Но Валентине надо было вернуть свое, она тщательно обыскала квартиру Вадима и его машину, там ничего не было. Если бы эти типы нашли то, что взяла у нее Татьяна, то они не поехали бы на дачу. Про то, что они поехали на дачу, Валентина узнала, когда направила туда своих людей, Кемаля и этого, второго. Вернее, это были не совсем ее люди, точнее, совсем не ее, но об этом Валентина сейчас не думала, ей было страшно. На даче был страшный пожар, но девчонке как‑то удалось спастись. Ее обыскали, ничего не нашли. Все остальное сгорело, этот придурок Вадим устроил так, что к его вещам никто не смог прикоснуться, взорвалась горючая жидкость, и все пропало. Чтоб ему на том свете пусто было!

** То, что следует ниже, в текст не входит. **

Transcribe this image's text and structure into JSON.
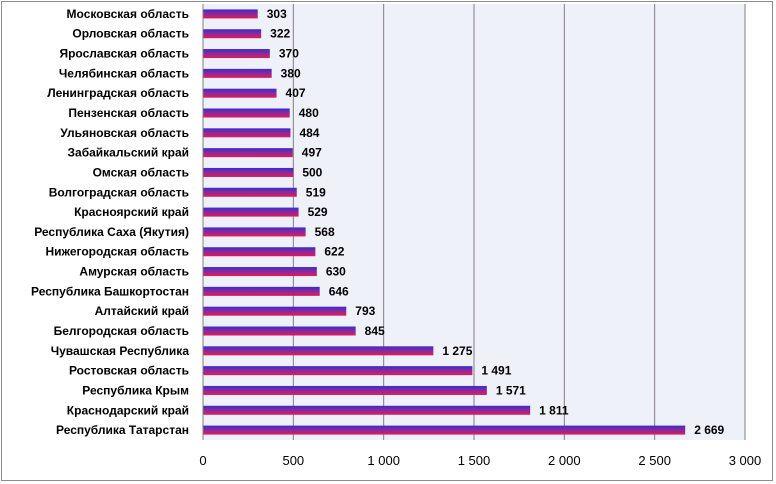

— А сумочку‑то зачем отнимать? — не унимался муж. — Может, он думал, что девушка за ним сама побежит? А там ключи, документы, пришлось Кириллу оставить ее ночевать у себя.

— Да? — оживилась Валентина. — Ну, он верно не очень расстроился, такой случай ему нечасто выпадает!

— Да перестань ты, он по‑хорошему!

— А когда он тебе это рассказывал?

— В воскресенье утром, когда мы с ним в гараже порядок наводили. Ты куда это?

Валентина схватила было мобильный телефон, но, взглянув на мужа, побежала к входной двери.

— Скоро вернусь! — крикнула она на бегу.

Значит, у этого идиота Вадима не хватило ума заставить Татьяну поехать с ним, и она ночевала у малахольного Кирилла. Надо срочно принимать меры!